Photo © Alan R Hall. Please do not re-post without permission.
While her crew are in conversation with an inspector, Glasgow TB107, FYS868, a BUT9613T with Crossley H37/34R bodywork, basks in the sun at Clarkston terminus prior to a journey to Queen's Cross. The trolleybus was delivered on 25 October 1958 and entered service on 3 November of that year. TB107 survived until the 27 May 1967.
The order for these archetypal Glasgow trolleys had been placed with Park Royal but the bodies were actually built by Crossley, TB123 being the last trolleybus bodied by Crossley before the closure of their works in 1958. It was delivered to the city on 4 December 1958 and was one of the last three to enter service on 1 January 1959; fittingly, it was also the last trolleybus to run in Glasgow when, after a working life of barely eight years, it made the journey from Hampden Garage to Gorbals Cross on the morning after the final closure.

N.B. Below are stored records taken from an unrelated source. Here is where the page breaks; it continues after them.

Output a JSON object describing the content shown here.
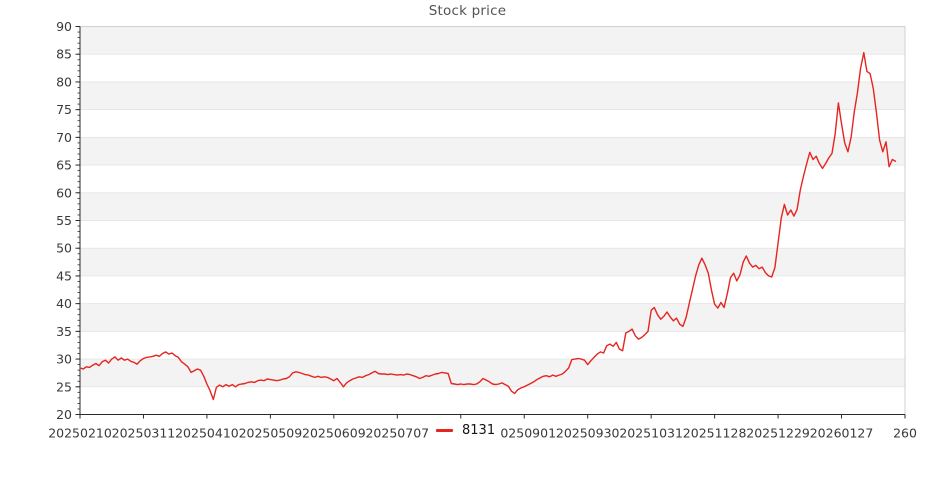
{
  "title": "Stock price",
  "legend": {
    "series_label": "8131"
  },
  "style": {
    "line_color": "#e62420",
    "band_fill": "#f3f3f3",
    "band_edge": "#e3e3e3",
    "spine_dark": "#2b2b2b",
    "spine_light": "#d0d0d0",
    "tick_label_color": "#3a3a3a",
    "title_color": "#545454"
  },
  "chart_data": {
    "type": "line",
    "title": "Stock price",
    "xlabel": "",
    "ylabel": "",
    "ylim": [
      20,
      90
    ],
    "y_ticks": [
      20,
      25,
      30,
      35,
      40,
      45,
      50,
      55,
      60,
      65,
      70,
      75,
      80,
      85,
      90
    ],
    "y_minor_step": 1,
    "grid": "alternating horizontal bands shaded between 25-30, 35-40, 45-50, 55-60, 65-70, 75-80, 85-90",
    "legend_position": "bottom-center, overlapping x tick labels",
    "x_unit": "trading-day index from 20250210, ticks every 20 days",
    "xlim_days": [
      0,
      260
    ],
    "x_tick_days": [
      0,
      20,
      40,
      60,
      80,
      100,
      120,
      140,
      160,
      180,
      200,
      220,
      240,
      260
    ],
    "x_tick_labels": [
      "20250210",
      "20250311",
      "20250410",
      "20250509",
      "20250609",
      "20250707",
      "",
      "20250901",
      "20250930",
      "20251031",
      "20251128",
      "20251229",
      "20260127",
      "260"
    ],
    "series": [
      {
        "name": "8131",
        "color": "#e62420",
        "values": [
          28.4,
          28.2,
          28.6,
          28.5,
          28.9,
          29.2,
          28.8,
          29.5,
          29.8,
          29.3,
          30.0,
          30.4,
          29.8,
          30.2,
          29.8,
          30.0,
          29.6,
          29.4,
          29.1,
          29.7,
          30.1,
          30.3,
          30.4,
          30.5,
          30.7,
          30.5,
          31.0,
          31.3,
          30.9,
          31.1,
          30.6,
          30.3,
          29.5,
          29.1,
          28.6,
          27.6,
          27.9,
          28.2,
          28.0,
          26.9,
          25.5,
          24.3,
          22.7,
          24.9,
          25.3,
          25.0,
          25.4,
          25.1,
          25.4,
          25.0,
          25.4,
          25.5,
          25.6,
          25.8,
          25.9,
          25.8,
          26.1,
          26.2,
          26.1,
          26.4,
          26.3,
          26.2,
          26.1,
          26.2,
          26.4,
          26.5,
          26.8,
          27.5,
          27.7,
          27.6,
          27.4,
          27.2,
          27.1,
          26.9,
          26.7,
          26.9,
          26.7,
          26.8,
          26.7,
          26.4,
          26.1,
          26.5,
          25.8,
          25.0,
          25.7,
          26.1,
          26.4,
          26.6,
          26.8,
          26.7,
          27.0,
          27.2,
          27.5,
          27.8,
          27.4,
          27.3,
          27.3,
          27.2,
          27.3,
          27.2,
          27.1,
          27.2,
          27.1,
          27.3,
          27.2,
          27.0,
          26.8,
          26.5,
          26.7,
          27.0,
          26.9,
          27.1,
          27.3,
          27.4,
          27.6,
          27.5,
          27.4,
          25.6,
          25.5,
          25.4,
          25.5,
          25.4,
          25.5,
          25.5,
          25.4,
          25.5,
          25.9,
          26.5,
          26.2,
          25.9,
          25.5,
          25.4,
          25.5,
          25.7,
          25.4,
          25.1,
          24.2,
          23.8,
          24.5,
          24.8,
          25.0,
          25.3,
          25.6,
          25.9,
          26.3,
          26.6,
          26.9,
          27.0,
          26.8,
          27.1,
          26.9,
          27.1,
          27.3,
          27.8,
          28.4,
          29.9,
          30.0,
          30.1,
          30.0,
          29.8,
          29.0,
          29.7,
          30.3,
          30.9,
          31.3,
          31.1,
          32.4,
          32.7,
          32.3,
          33.0,
          31.8,
          31.5,
          34.7,
          35.0,
          35.4,
          34.2,
          33.6,
          33.9,
          34.4,
          35.0,
          38.8,
          39.3,
          38.0,
          37.2,
          37.7,
          38.5,
          37.6,
          36.9,
          37.4,
          36.3,
          35.9,
          37.5,
          40.0,
          42.5,
          45.0,
          47.0,
          48.2,
          47.0,
          45.5,
          42.5,
          39.9,
          39.2,
          40.2,
          39.3,
          41.8,
          44.7,
          45.5,
          44.1,
          45.2,
          47.5,
          48.6,
          47.3,
          46.6,
          46.9,
          46.3,
          46.6,
          45.6,
          45.0,
          44.8,
          46.5,
          51.0,
          55.5,
          57.9,
          56.0,
          56.9,
          55.8,
          57.0,
          60.5,
          63.0,
          65.2,
          67.3,
          66.0,
          66.6,
          65.3,
          64.4,
          65.3,
          66.3,
          67.1,
          70.7,
          76.2,
          72.5,
          69.0,
          67.4,
          70.0,
          74.5,
          78.0,
          82.5,
          85.3,
          81.9,
          81.5,
          78.8,
          74.5,
          69.5,
          67.4,
          69.2,
          64.7,
          66.0,
          65.7
        ]
      }
    ]
  }
}
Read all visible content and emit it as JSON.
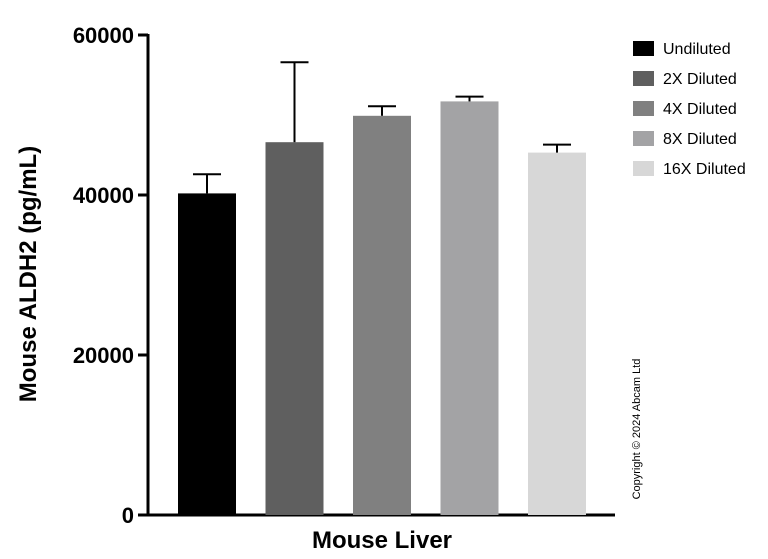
{
  "chart_data": {
    "type": "bar",
    "title": "",
    "xlabel": "Mouse Liver",
    "ylabel": "Mouse ALDH2 (pg/mL)",
    "ylim": [
      0,
      60000
    ],
    "yticks": [
      0,
      20000,
      40000,
      60000
    ],
    "ytick_labels": [
      "0",
      "20000",
      "40000",
      "60000"
    ],
    "legend_position": "top-right",
    "grid": false,
    "series": [
      {
        "name": "Undiluted",
        "value": 40200,
        "error": 2400,
        "color": "#000000"
      },
      {
        "name": "2X Diluted",
        "value": 46600,
        "error": 10000,
        "color": "#5f5f5f"
      },
      {
        "name": "4X Diluted",
        "value": 49900,
        "error": 1200,
        "color": "#808080"
      },
      {
        "name": "8X Diluted",
        "value": 51700,
        "error": 600,
        "color": "#a3a3a5"
      },
      {
        "name": "16X Diluted",
        "value": 45300,
        "error": 1000,
        "color": "#d7d7d7"
      }
    ]
  },
  "copyright": "Copyright © 2024 Abcam Ltd"
}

Clarkston, outside the city boundary in leafy Renfrewshire, was the southernmost point on the system and service 105, which had been introduced on 5 July 1953 (replacing, in part, tram service 13) was the final service to be abandoned. Queen's Cross, terminus, among the tenements of Firhill, was to the north-west of the city close to both Firhill Park, home of the mighty Partick Thistle, and Queen's Cross Church, the only Church in the world with architecture by Charles Rennie Mackintosh.
Service 105, which survived services 107 and 108 by almost three months, was replaced by motorbus service 66 and so, after a mere 18 years, a system which had, at its zenith in 1959, been third in the UK in terms of vehicles operated, behind only London and Belfast, bowed out as it had always operated - quietly and with very little fuss.